Top bond managers lock horns on EMD strategy
Markets
by Chris Sloley on Feb 03, 2012 at 09:19
ZURICH: Threadneedle’s David Oliphant and BlackRock’s Michael Krautzberger exchanged views during a lively roundtable event at the Fonds ’12 conference in Zurich.
The two Citywire-rated managers debated the role of emerging market debt, an asset class the managers agreed had become more attractive given the on-going difficulties in the eurozone and also long-running debt debates in the United States.
Oliphant, who co-manages Threadneedle’s Emerging Markets Corporate Bond fund, advocated a cautious approach saying the safest way to tap into emerging market debt was through in-direct plays, such as investing in Western companies with strong emerging world ties.
The Citywire A-rated manager said: ‘I would say the definition of emerging markets needs to be reconsidered. Does this include developed world countries now with strong exposure to the emerging markets?’

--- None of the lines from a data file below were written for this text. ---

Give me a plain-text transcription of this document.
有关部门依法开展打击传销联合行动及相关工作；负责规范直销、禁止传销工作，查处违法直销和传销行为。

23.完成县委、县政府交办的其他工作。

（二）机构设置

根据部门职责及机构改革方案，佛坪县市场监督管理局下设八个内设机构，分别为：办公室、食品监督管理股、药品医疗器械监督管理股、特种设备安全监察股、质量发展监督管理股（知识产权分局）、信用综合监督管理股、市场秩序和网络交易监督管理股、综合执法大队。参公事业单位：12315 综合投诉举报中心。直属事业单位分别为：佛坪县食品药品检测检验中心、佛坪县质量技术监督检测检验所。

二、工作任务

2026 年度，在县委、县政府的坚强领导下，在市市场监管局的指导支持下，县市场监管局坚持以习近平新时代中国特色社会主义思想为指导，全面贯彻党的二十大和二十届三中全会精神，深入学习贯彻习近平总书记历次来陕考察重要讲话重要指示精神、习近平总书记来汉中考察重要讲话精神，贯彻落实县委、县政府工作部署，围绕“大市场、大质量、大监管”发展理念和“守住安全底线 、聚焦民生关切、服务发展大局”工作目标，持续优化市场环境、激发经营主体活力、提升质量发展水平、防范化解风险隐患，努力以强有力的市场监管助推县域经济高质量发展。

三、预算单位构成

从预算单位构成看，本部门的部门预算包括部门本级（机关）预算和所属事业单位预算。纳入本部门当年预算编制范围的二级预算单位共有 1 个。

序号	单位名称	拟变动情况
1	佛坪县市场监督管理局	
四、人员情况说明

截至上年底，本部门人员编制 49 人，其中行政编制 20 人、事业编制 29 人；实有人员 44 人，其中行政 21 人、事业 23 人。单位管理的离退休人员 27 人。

‘We would be interested in being overweight in companies in the US and the UK but only those that have exposure to the emerging markets. Because, then, not only do we get the growth story but we get better regulation as well.’
Eye on policy
AA-rated Euro Stars manager Krautzberger, who runs two European bond portfolios on behalf of BlackRock, said it was important to tread carefully in the developing world, particularly when monetary policy comes into play.
‘Most financial markets don’t have the extent of problems we have seen in the West. If you look at the emerging markets and the emerging Asian markets, in particular, their interest rates are relatively low but we have to be aware of how they are managing monetary policy,’ he said.
‘We have to consider that in some of these markets the currency policy is the major part of the concern and we have to manage the volatility that comes with it.’
Also speaking to Citywire at the event was Valentijn van Niewenhuijzen, head of fixed income strategy at ING. He said emerging market debt was rightfully receiving investor attention due to its strong risk/reward potential.
‘If there is an asset class or one type of approach you should look at in terms of risk/reward power, then high yield and emerging market debt are by far the most attractive,’ he said. ‘There are strong fundamentals, healthy balance sheets and GDP growth in the emerging markets.’
Over the past year, the Threadneedle Emerging Markets Corproate Bond fund has returned 0.96%, while its benchmark, the BofA ML Global Emerging Markets Sovereigns TR rose 4.58%.
Meanwhile, Krautzbeger's best performing fund over the past three years is the BGF Euro Bond Fund X2 EUR, which returned 20.76%. Its benchmark, the Citigroup EuroBIG TR, rose 12.56% over the same period.